In many cases, the institutions ask the students to write a brief note on what they have learnt or realised during the group process. If the candidate demonstrates keen involvement and excels in at least of few of the dimensions, especially if he or she is a keen learner and eager to get feedback in order to be better, the candidate is called for the interview.
So, it makes sense for you to start participating in activities that are group based, explore your strengths and weaknesses. Try to figure out the areas that you really need to work on. Do not worry about making mistakes. The more mistakes you make now, the greater will be your learning. Ask yourself what more to do. Focus on developing all those traits – lateral thinking, problem solving, risk taking, innovating, collaborating, seeking feedback and incorporating the shifts etc.
In many cases everyone who goes through the group task and group discussion is called for the interview too. Only after one goes through the entire process, the decision of selection or rejection happens. The interview process explores the vision of the individual. What is the purpose s/he is living for? How much clarity does one have about where s/he wants to go? Is s/he aware of the business or industry that s/he would like to be involved in? How much does s/he know of what he has done in life so far? So, it is all about the pro-activeness one demonstrates in planning and working towards ones own cause. If I am not keen on my own future, how will I ever be able to help any institution or organisation excel?
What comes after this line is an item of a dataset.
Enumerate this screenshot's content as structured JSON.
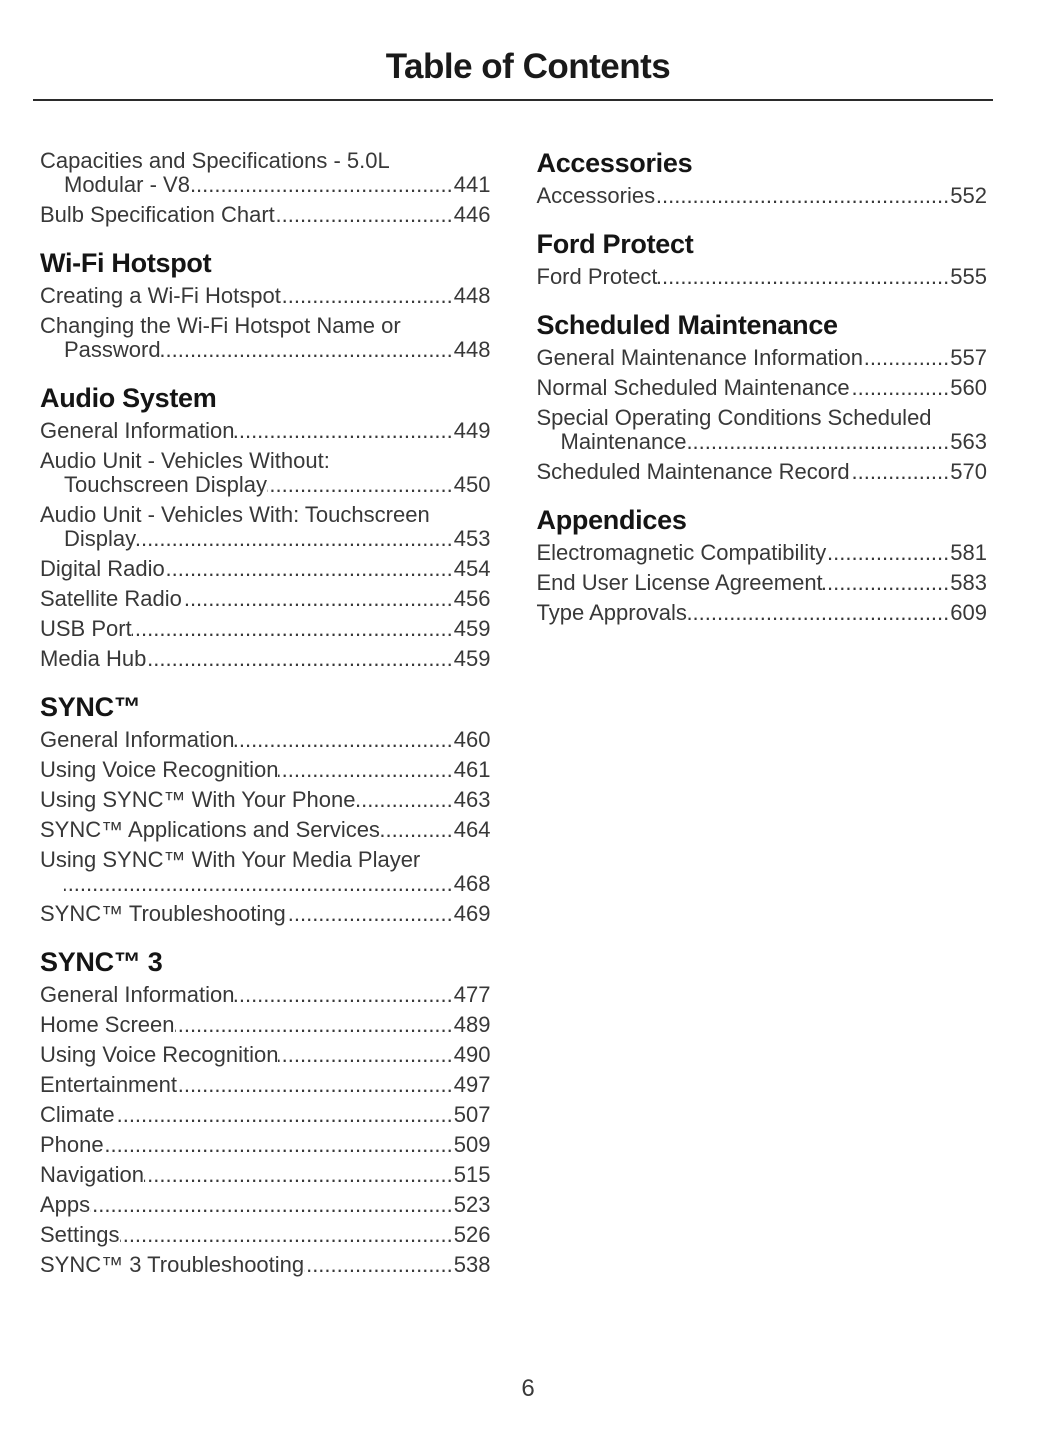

So, if you are very keen to get into a good B-School, you should start asking yourself all these questions. Only when you are clear about what you are chasing, you will be keen on putting the hard work needed to achieve it. If the goal is not clear - what you really want, how do you ever know about what to do, how much of hard work you need to put - ask yourself the questions to get greater clarity of what you really like and what you want to chase –
a. Is there any industry that you want to be really part of, based on your interest and likings? Know more about the industry, read, read and read...
b. Is there any particular company that you want to be part of? Why? Explore more about the company, products, geographical reach, success stories…
c. Is there any personality you admire? Why? What values systems match, what has been his or her life path, how he or has achieved success etc…
Every B-school is always worried about getting able, proactive students, as much as students keen on getting into a good B-school. Thus, your getting selected to a good B-School, boils down entirely to how you see your future and how much of proactive leadership you demonstrate.